The dancing pattern in our heads we call consciousness- our minds eye- may not even be real. Neurologist and researcher Rodolfo Llinas poignantly discusses what he describes as the mirage of human consciousness; observations that thread nicely with the present discussion. Consciousness is far more slippery than intelligence to pin down and this makes it exceedingly difficult for us to say whether other creatures are conscious or not. If these presumably- yet not exclusively- human traits do not make us unique, what does? According to Blackmores' speculations, there is one phenomenon that humans consistently show with a fluidity and ease that no other animal come close to exhibiting. This is our ability to imitate.


This extraordinary concept at first seems a bit out there- until you think about it a while. Imitation comes so easily to us- like breathing- that sensing it is almost a counter intuitive effort. Waving, smiling, and blinking are basic forms of imitation and seem only reflexive yet are truly special human qualities.


It is interesting to note that imitation is very rare in animals other than humans. For example, Blackmore notes correctly that “You can teach a cat, or rat, to beg neatly for its food by progressively rewarding it, but you cannot teach it by demonstrating the trick yourself- nor can another cat or rat. Years of detailed research on animal imitation has led to the conclusion that it is extremely rare.”


Imitation is so ingrained into human activity that learning in this way is not differentiated from other types of learning in language. Blackmore states “We use the same word ‘learning” for simple association or classical conditioning (which almost all animals can do), for learning by trial and error or operant conditioning (which many animals can do), and for learning by imitation (which almost none can do).” But this quality, so much a part of human interaction, may be what sets us apart from other animals. The act of imitation is actually a type of information transfer where an element of imitation is "replicated" from one individual to another. Whether these elements are called pieces of information, an idea, or a behavior is less important than the fact that they are passed on and acquire a form of existence- a "life"- of their own.

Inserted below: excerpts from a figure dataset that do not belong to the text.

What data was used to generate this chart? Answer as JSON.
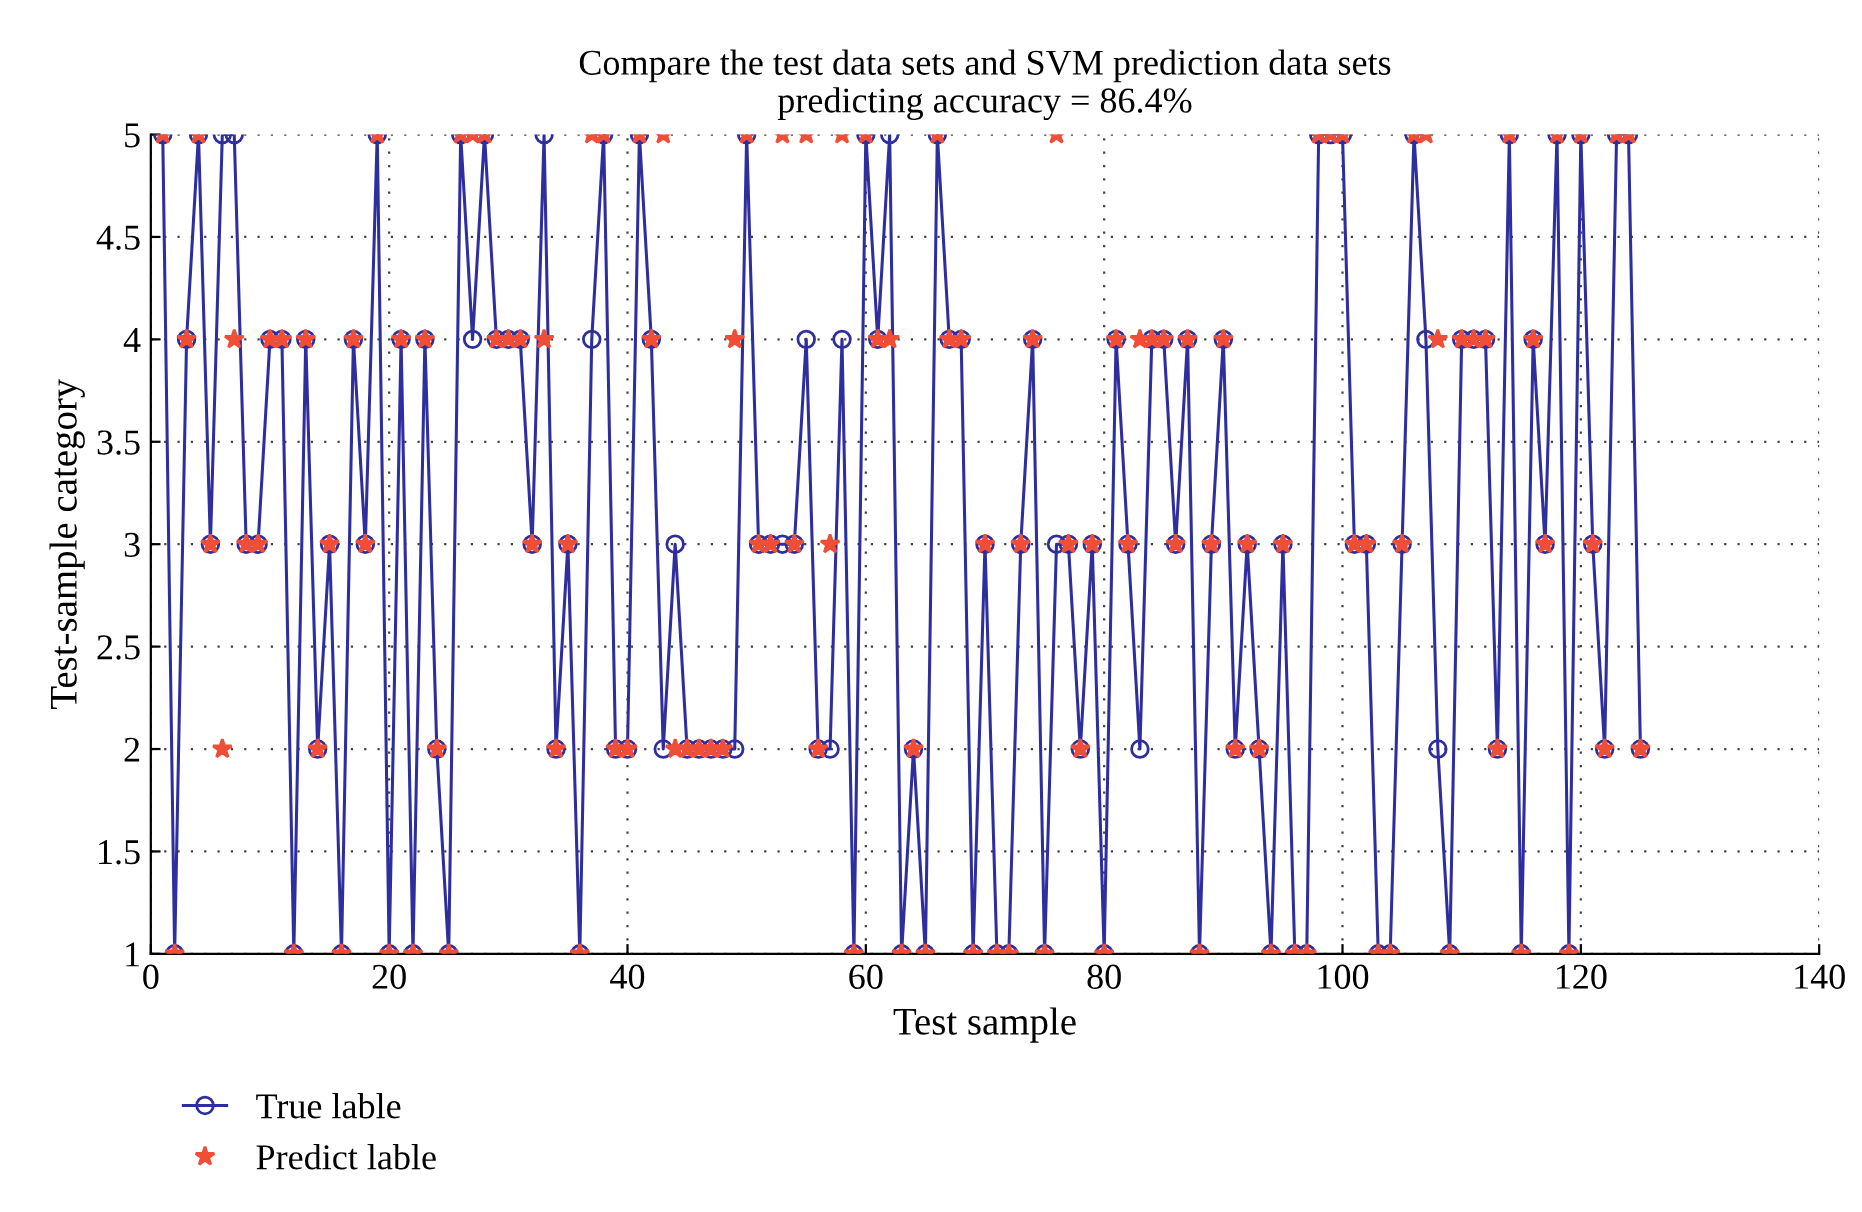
{
  "chart_data": {
    "type": "line",
    "title": "Compare the test data sets and SVM prediction data sets\npredicting accuracy = 86.4%",
    "xlabel": "Test sample",
    "ylabel": "Test-sample category",
    "x": [
      1,
      2,
      3,
      4,
      5,
      6,
      7,
      8,
      9,
      10,
      11,
      12,
      13,
      14,
      15,
      16,
      17,
      18,
      19,
      20,
      21,
      22,
      23,
      24,
      25,
      26,
      27,
      28,
      29,
      30,
      31,
      32,
      33,
      34,
      35,
      36,
      37,
      38,
      39,
      40,
      41,
      42,
      43,
      44,
      45,
      46,
      47,
      48,
      49,
      50,
      51,
      52,
      53,
      54,
      55,
      56,
      57,
      58,
      59,
      60,
      61,
      62,
      63,
      64,
      65,
      66,
      67,
      68,
      69,
      70,
      71,
      72,
      73,
      74,
      75,
      76,
      77,
      78,
      79,
      80,
      81,
      82,
      83,
      84,
      85,
      86,
      87,
      88,
      89,
      90,
      91,
      92,
      93,
      94,
      95,
      96,
      97,
      98,
      99,
      100,
      101,
      102,
      103,
      104,
      105,
      106,
      107,
      108,
      109,
      110,
      111,
      112,
      113,
      114,
      115,
      116,
      117,
      118,
      119,
      120,
      121,
      122,
      123,
      124,
      125
    ],
    "series": [
      {
        "name": "True lable",
        "color": "#2e2e9e",
        "marker": "circle",
        "line_style": "solid",
        "values": [
          5,
          1,
          4,
          5,
          3,
          5,
          5,
          3,
          3,
          4,
          4,
          1,
          4,
          2,
          3,
          1,
          4,
          3,
          5,
          1,
          4,
          1,
          4,
          2,
          1,
          5,
          4,
          5,
          4,
          4,
          4,
          3,
          5,
          2,
          3,
          1,
          4,
          5,
          2,
          2,
          5,
          4,
          2,
          3,
          2,
          2,
          2,
          2,
          2,
          5,
          3,
          3,
          3,
          3,
          4,
          2,
          2,
          4,
          1,
          5,
          4,
          5,
          1,
          2,
          1,
          5,
          4,
          4,
          1,
          3,
          1,
          1,
          3,
          4,
          1,
          3,
          3,
          2,
          3,
          1,
          4,
          3,
          2,
          4,
          4,
          3,
          4,
          1,
          3,
          4,
          2,
          3,
          2,
          1,
          3,
          1,
          1,
          5,
          5,
          5,
          3,
          3,
          1,
          1,
          3,
          5,
          4,
          2,
          1,
          4,
          4,
          4,
          2,
          5,
          1,
          4,
          3,
          5,
          1,
          5,
          3,
          2,
          5,
          5,
          2
        ]
      },
      {
        "name": "Predict lable",
        "type": "scatter",
        "color": "#f04e37",
        "marker": "star",
        "values": [
          5,
          1,
          4,
          5,
          3,
          2,
          4,
          3,
          3,
          4,
          4,
          1,
          4,
          2,
          3,
          1,
          4,
          3,
          5,
          1,
          4,
          1,
          4,
          2,
          1,
          5,
          5,
          5,
          4,
          4,
          4,
          3,
          4,
          2,
          3,
          1,
          5,
          5,
          2,
          2,
          5,
          4,
          5,
          2,
          2,
          2,
          2,
          2,
          4,
          5,
          3,
          3,
          5,
          3,
          5,
          2,
          3,
          5,
          1,
          5,
          4,
          4,
          1,
          2,
          1,
          5,
          4,
          4,
          1,
          3,
          1,
          1,
          3,
          4,
          1,
          5,
          3,
          2,
          3,
          1,
          4,
          3,
          4,
          4,
          4,
          3,
          4,
          1,
          3,
          4,
          2,
          3,
          2,
          1,
          3,
          1,
          1,
          5,
          5,
          5,
          3,
          3,
          1,
          1,
          3,
          5,
          5,
          4,
          1,
          4,
          4,
          4,
          2,
          5,
          1,
          4,
          3,
          5,
          1,
          5,
          3,
          2,
          5,
          5,
          2
        ]
      }
    ],
    "xlim": [
      0,
      140
    ],
    "xticks": [
      0,
      20,
      40,
      60,
      80,
      100,
      120,
      140
    ],
    "ylim": [
      1,
      5
    ],
    "yticks": [
      1,
      1.5,
      2,
      2.5,
      3,
      3.5,
      4,
      4.5,
      5
    ],
    "grid": true,
    "legend": "bottom left"
  }
}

Taken as a whole, there is an infinite variety of these elements and they take on qualities somewhat related to the replicative evolutionary properties of material genes. According to this theory, imitated units of information are like genes and the human brain like bodies- the vehicle through which they propagate.


Richard Dawkins coined the term “memes” to describe these non material entities because they, like genes, seem obey a form of Darwinian evolution, albeit beyond the biological constraints of the organic world. Some of these memes even coalesce forming groups or packages of complementary memes- “memetic selfplexes”-much like some genes will replicate "en masse". Most importantly this fascinating- and speculative- train of thought hints at the incredible possibility that it is this complex dance of interacting memes that is what makes humans “human”.


Dawkins and Blackmore submit that these memes reflect another level of evolution; a Universal Darwinism. Though our brains were born of biological origins, its unique evolutionary path of, for example, intense societal interaction has given rise to the fluid phenomenon of meme replication. This is the rise of a new and separate evolution where humans can claim a unique position among animals as originators of a novel evolutionary opportunity. This is reminiscent of some of the patterns observed in nature such as the coalescing patterns of life that have tended to reoccur throughout earths living evolutionary past. Perhaps what is truly unique about humans is that we may have the ability to see through these patterns and truly see ourselves- whoever we are.